Exit, Pursued by a Bear
March 6, 2012
The bears in The Ballad of Betsy Paradise, a whimsical and not always coherent drama about the elasticity of time written by Dan Poston and directed by Joy Brooke Fairfield at Stanford on Thursday night, were of the creepy variety. Mustard yellow in color, slightly threadbare and bulbous bellied, the bears had smiling faces and inert saucer eyes. They were the sort of bears that nightmares are made of. In the context of the play, which followed the real and make-believe life of an 11-year-old girl, the bears represented a haunted, lost childhood, something less to be remembered fondly as much as feared.

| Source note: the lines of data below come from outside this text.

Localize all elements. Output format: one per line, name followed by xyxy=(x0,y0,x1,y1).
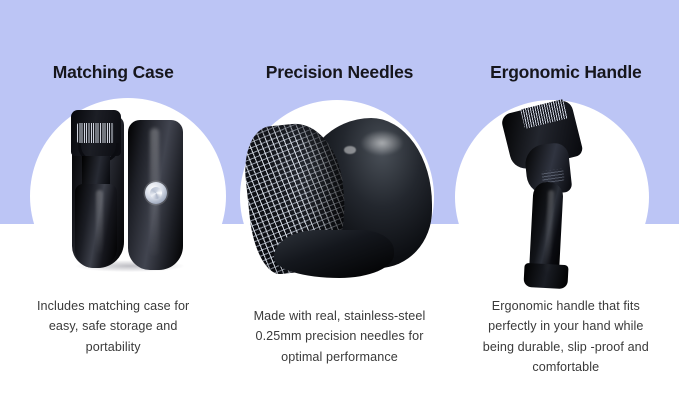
product-image-matching-case xyxy=(70,110,190,275)
roller-highlight xyxy=(96,190,103,256)
panel-heading-3: Ergonomic Handle xyxy=(453,62,679,92)
product-feature-infographic: Matching Case Precision Needles Ergonomi… xyxy=(0,0,679,420)
panel-caption-3-text: Ergonomic handle that fits perfectly in … xyxy=(475,296,657,378)
case-logo-badge-icon xyxy=(145,182,167,204)
panel-heading-3-label: Ergonomic Handle xyxy=(490,62,641,82)
panel-heading-1: Matching Case xyxy=(0,62,226,92)
panel-caption-1: Includes matching case for easy, safe st… xyxy=(0,296,226,357)
needle-roller-drum-icon xyxy=(77,123,114,143)
panel-heading-1-label: Matching Case xyxy=(53,62,174,82)
panel-headings-row: Matching Case Precision Needles Ergonomi… xyxy=(0,62,679,92)
panel-captions-row: Includes matching case for easy, safe st… xyxy=(0,296,679,378)
panel-caption-2: Made with real, stainless-steel 0.25mm p… xyxy=(226,296,452,367)
panel-caption-1-text: Includes matching case for easy, safe st… xyxy=(22,296,204,357)
handle-lower-curve xyxy=(274,230,394,278)
panel-caption-3: Ergonomic handle that fits perfectly in … xyxy=(453,296,679,378)
panel-caption-2-text: Made with real, stainless-steel 0.25mm p… xyxy=(248,296,430,367)
handle-specular-highlight xyxy=(360,130,404,156)
product-image-precision-needles xyxy=(248,118,434,278)
panel-heading-2: Precision Needles xyxy=(226,62,452,92)
handle-specular-dot xyxy=(344,146,356,154)
product-image-ergonomic-handle xyxy=(498,104,608,286)
panel-heading-2-label: Precision Needles xyxy=(266,62,413,82)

Contrastingly, in Timboctou, Alejandro Ricano's hard-hitting and complex drama about American-Mexican relations and, more broadly, mankind's twin impulses to nurture and destroy itself and the planet at REDCAT in Los Angeles on Saturday night, director Martin Acosta staged scenes in which a pair of actors in polar bear costumes behaved as cutely as possible. The costumes were somewhat realistic and very fluffy. Because one costume held a tall actor and the other a very short one, the dynamic was that of a parent-child bear pair, which further increased the "awww" factor. They clambered around and played in a way that was in stark contrast to the aggressive, serious punchiness of the rest of the action going on on stage, with actors engaged in scenes of violence and ruin punctuated by explosive martial arts-like movements, military marching and a near-constant flow of expletives. At the end of the play, when the bears performed a surreal ballet to a somber piece of music by Handel, the effect was bizarre and slightly chilling. The bears in this play signified a different version of loss from that of the student production at Stanford -- a place where animals frolic in a natural nirvana unblemished by global warming.
At this point in my blog post, I ought to be ready to pontificate about what the pairs of bears on stage could possibly mean. But the truth is, I've no idea. Their presence will simply have to remain a wonderful curiosity of a weekend of theatre-going.